La scène de l’expulsion du bébé c’est vraiment la victoire du réel à proprement parlé puisque c’est un véritable accouchement auquel on assiste, traduit dans un même plan, avec une vraie sage-femme. Il est très facile de fictionnaliser ce genre de séquence, soit par le jeu (une actrice pouvait incarner la sage-femme) soit par le plan (procéder à des variations, plan d’ensemble / plan serré par exemple) mais Letourneur choisit sans compromis ce plan fou, documentaire, qui peut faire écho à l’accouchement du Milestones, de Robert Kramer & John Douglas. Et cet accouchement est long, rien à voir avec ceux que l’on voit habituellement au cinéma. On y ressent la durée, le labeur, les craintes de la sage-femme, la pesanteur si particulière de la salle de travail. On y ressent le réel.

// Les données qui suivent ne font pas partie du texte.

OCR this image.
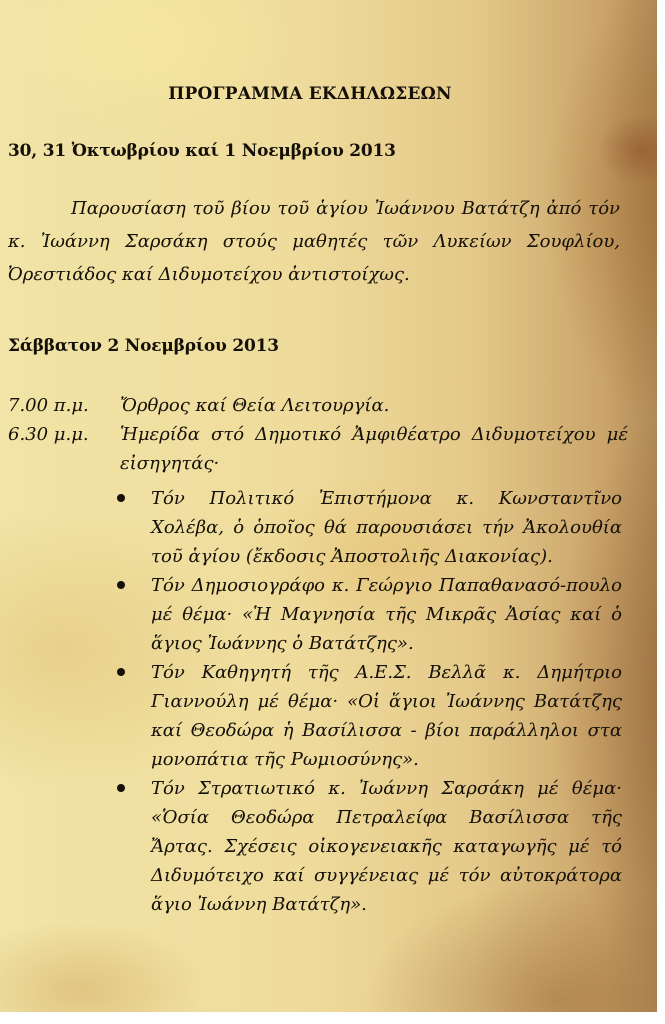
ΠΡΟΓΡΑΜΜΑ ΕΚΔΗΛΩΣΕΩΝ
30, 31 Ὀκτωβρίου καί 1 Νοεμβρίου 2013

Παρουσίαση τοῦ βίου τοῦ ἁγίου Ἰωάννου Βατάτζη ἀπό τόν κ. Ἰωάννη Σαρσάκη στούς μαθητές τῶν Λυκείων Σουφλίου, Ὀρεστιάδος καί Διδυμοτείχου ἀντιστοίχως.

Σάββατον 2 Νοεμβρίου 2013
7.00 π.μ.	Ὄρθρος καί Θεία Λειτουργία.
6.30 μ.μ.	Ἡμερίδα στό Δημοτικό Ἀμφιθέατρο Διδυμοτείχου μέ εἰσηγητάς·
Τόν Πολιτικό Ἐπιστήμονα κ. Κωνσταντῖνο Χολέβα, ὁ ὁποῖος θά παρουσιάσει τήν Ἀκολουθία τοῦ ἁγίου (ἔκδοσις Ἀποστολιῆς Διακονίας).
Τόν Δημοσιογράφο κ. Γεώργιο Παπαθανασό-πουλο μέ θέμα· «Ἡ Μαγνησία τῆς Μικρᾶς Ἀσίας καί ὁ ἅγιος Ἰωάννης ὁ Βατάτζης».
Τόν Καθηγητή τῆς Α.Ε.Σ. Βελλᾶ κ. Δημήτριο Γιαννούλη μέ θέμα· «Οἱ ἅγιοι Ἰωάννης Βατάτζης καί Θεοδώρα ἡ Βασίλισσα - βίοι παράλληλοι στα μονοπάτια τῆς Ρωμιοσύνης».
Τόν Στρατιωτικό κ. Ἰωάννη Σαρσάκη μέ θέμα· «Ὁσία Θεοδώρα Πετραλείφα Βασίλισσα τῆς Ἄρτας. Σχέσεις οἰκογενειακῆς καταγωγῆς μέ τό Διδυμότειχο καί συγγένειας μέ τόν αὐτοκράτορα ἅγιο Ἰωάννη Βατάτζη».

Letourneur est une bricoleuse en marge, qu’importe si les ingrédients changent et si la menace du mainstream plane. Il n’y a aucune chance qu’elle s’y gaufre : Pour avoir assisté à une séance en sa présence, ça m’a sauté aux yeux, elle est trop perchée et honnête avec elle-même. Je l’entends encore chier volontiers sur la bande-annonce (clairement ratée) de son film, tandis qu’elle était ce soir-là accompagnée de son distributeur. Elle reste en marge tout en se réinventant, cultive aussi bien dans le film qu’en off, son goût pour le malaise. Et si ça doit en passer par une promesse de comédie populaire, tant mieux !

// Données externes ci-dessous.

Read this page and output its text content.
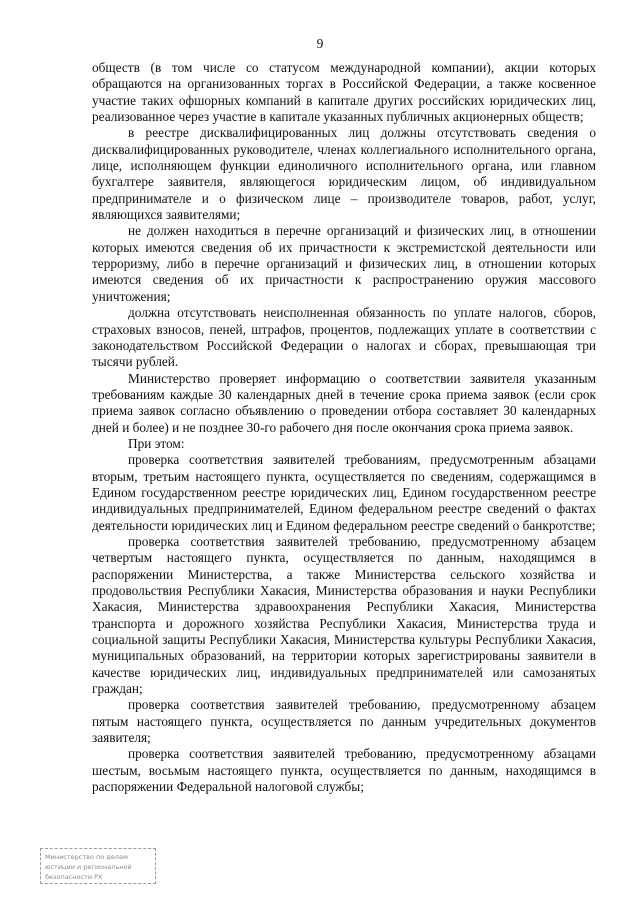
9

обществ (в том числе со статусом международной компании), акции которых обращаются на организованных торгах в Российской Федерации, а также косвенное участие таких офшорных компаний в капитале других российских юридических лиц, реализованное через участие в капитале указанных публичных акционерных обществ;

в реестре дисквалифицированных лиц должны отсутствовать сведения о дисквалифицированных руководителе, членах коллегиального исполнительного органа, лице, исполняющем функции единоличного исполнительного органа, или главном бухгалтере заявителя, являющегося юридическим лицом, об индивидуальном предпринимателе и о физическом лице – производителе товаров, работ, услуг, являющихся заявителями;

не должен находиться в перечне организаций и физических лиц, в отношении которых имеются сведения об их причастности к экстремистской деятельности или терроризму, либо в перечне организаций и физических лиц, в отношении которых имеются сведения об их причастности к распространению оружия массового уничтожения;

должна отсутствовать неисполненная обязанность по уплате налогов, сборов, страховых взносов, пеней, штрафов, процентов, подлежащих уплате в соответствии с законодательством Российской Федерации о налогах и сборах, превышающая три тысячи рублей.

Министерство проверяет информацию о соответствии заявителя указанным требованиям каждые 30 календарных дней в течение срока приема заявок (если срок приема заявок согласно объявлению о проведении отбора составляет 30 календарных дней и более) и не позднее 30-го рабочего дня после окончания срока приема заявок.

При этом:

проверка соответствия заявителей требованиям, предусмотренным абзацами вторым, третьим настоящего пункта, осуществляется по сведениям, содержащимся в Едином государственном реестре юридических лиц, Едином государственном реестре индивидуальных предпринимателей, Едином федеральном реестре сведений о фактах деятельности юридических лиц и Едином федеральном реестре сведений о банкротстве;

проверка соответствия заявителей требованию, предусмотренному абзацем четвертым настоящего пункта, осуществляется по данным, находящимся в распоряжении Министерства, а также Министерства сельского хозяйства и продовольствия Республики Хакасия, Министерства образования и науки Республики Хакасия, Министерства здравоохранения Республики Хакасия, Министерства транспорта и дорожного хозяйства Республики Хакасия, Министерства труда и социальной защиты Республики Хакасия, Министерства культуры Республики Хакасия, муниципальных образований, на территории которых зарегистрированы заявители в качестве юридических лиц, индивидуальных предпринимателей или самозанятых граждан;

проверка соответствия заявителей требованию, предусмотренному абзацем пятым настоящего пункта, осуществляется по данным учредительных документов заявителя;

проверка соответствия заявителей требованию, предусмотренному абзацами шестым, восьмым настоящего пункта, осуществляется по данным, находящимся в распоряжении Федеральной налоговой службы;

Министерство по делам
юстиции и региональной
безопасности РХ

Il a donc beau renfermé deux stars bankables, Enorme est un pur film de Sophie Letourneur. Toujours foutraque, inventif, il prolonge la drôlerie légère du conte de fée décalée qu’était Gaby baby doll, réactive le délire obsessionnel qui se jouait dans Les coquillettes, rappelle que la mise en scène de la parole est un exercice aussi périlleux qu’il peut être absolument jubilatoire et en ce sens, Enorme fonctionne en écho à La vie au ranch ; évoque par son mélange ténu entre fiction et documentaire le plaisir du faux-film de vacances amateur que constituait Le marin masqué. Dans chaque film, il s’agit de travailler le son et l’image d’une façon très singulière.
Et le film se termine bizarrement. Sur le concert, tant redouté. Et Letourneur filme bien entendu Marina Fois effectuant son solo au piano sur Ravel ; mais aussi, plus surprenant, elle filme les visages des autres musiciens, qui ne jouent pas, cadrés un par un, comme si on leur donnait le pouvoir d’exister à l’écran, autrement qu’en faire-valoir de l’héroïne ; Et elle ne se contente pas de cette idée, elle insère entre tout cela des plans du nouveau-né. Ravel et la vie. Comme si se rejouait furtivement Vie, de Pelechian. C’est un final très ouvert ayant pour dénominateur commun de faire l’apologie de l’émancipation. C’est très beau.